Although it was fruitful for the brokers (since they were the ones handling important issues), yet it doesn’t make sense for customers to pay a large sum out of their fortune, just like this. So, to provide profits mutually to both the parties, traditional brokerage system was replaced by online trading. The added advantage was, there were trading software, brokerage calculator and online trading apps to help customers execute bulk orders.

The Zero Brokerage Model was an added benefit to online trading.

# The Zero Brokerage Model: Example of Creativity at Its Best! 


This model basically exists to cut costs on brokerage by eliminating broker’s hefty share per executed order.
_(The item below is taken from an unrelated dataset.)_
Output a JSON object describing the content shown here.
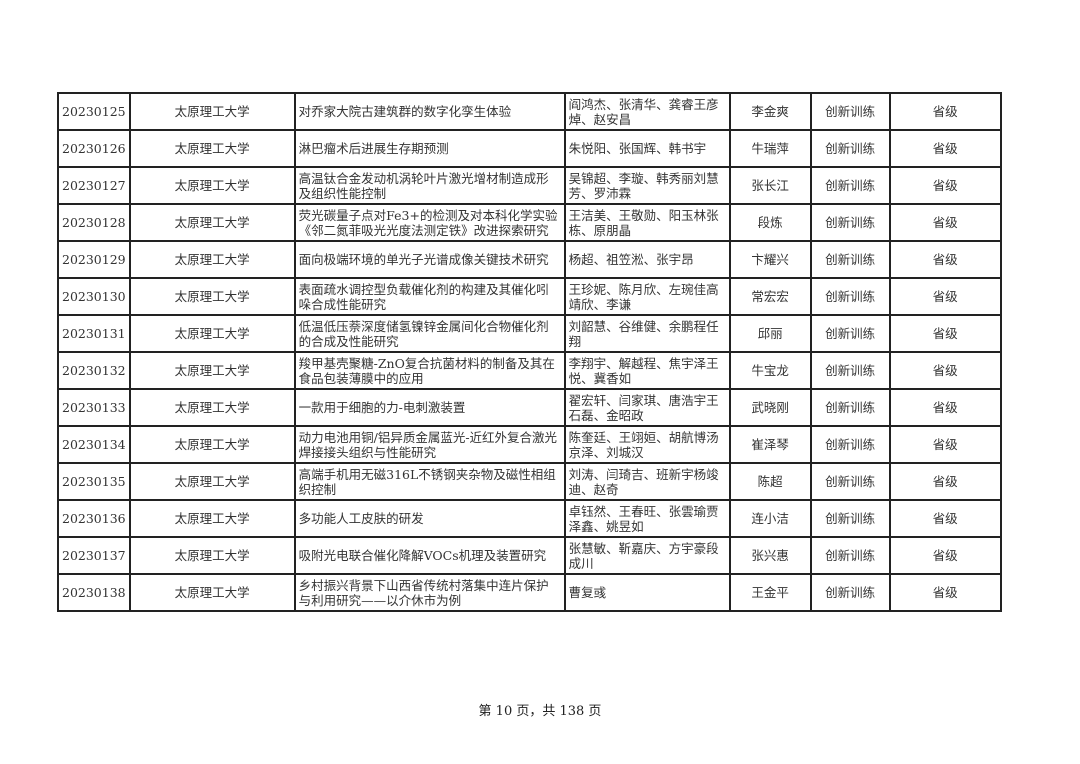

It reduces costs and helps you save money in either of the aforementioned ways:


1)      Making equity delivery trades or equity trading absolutely free (which attracts most investors)

2)      By charging a flat fee per executed orders on Futures and Options (F&O), Commodities and Equity executed intraday orders.

This flat fee is a small amount applicable across all exchanges. Even though other charges (like transaction charge, exchange charge, service tax and statutory taxes) are levied on orders, reduction of brokerage fee on the whole makes relieves customer’s pocket.

How is It Savvy?

The Zero Brokerage model imposed on online trading ensures no or a small flat fee is charged per trade, irrespective of the type/size of underlying securities and transaction volume. In short, if your brokerage firm charges Rs. 20/- per trade and you’re buying or selling two stocks per day, you end up paying Rs. 40/- on transactions, which is quite cheap.

Charges are fixed on derivative orders since their size restrictions (minimum lot size should be around Rs. 2 lakhs) and lower ticket transaction costs you either flat fee or 0.01 to 0.05% per order (whichever is lower).

In a Nutshell…

Introduction of zero brokerage model means we save more and pay less. Since ‘money saved is money earned’, you end up being happier and richer!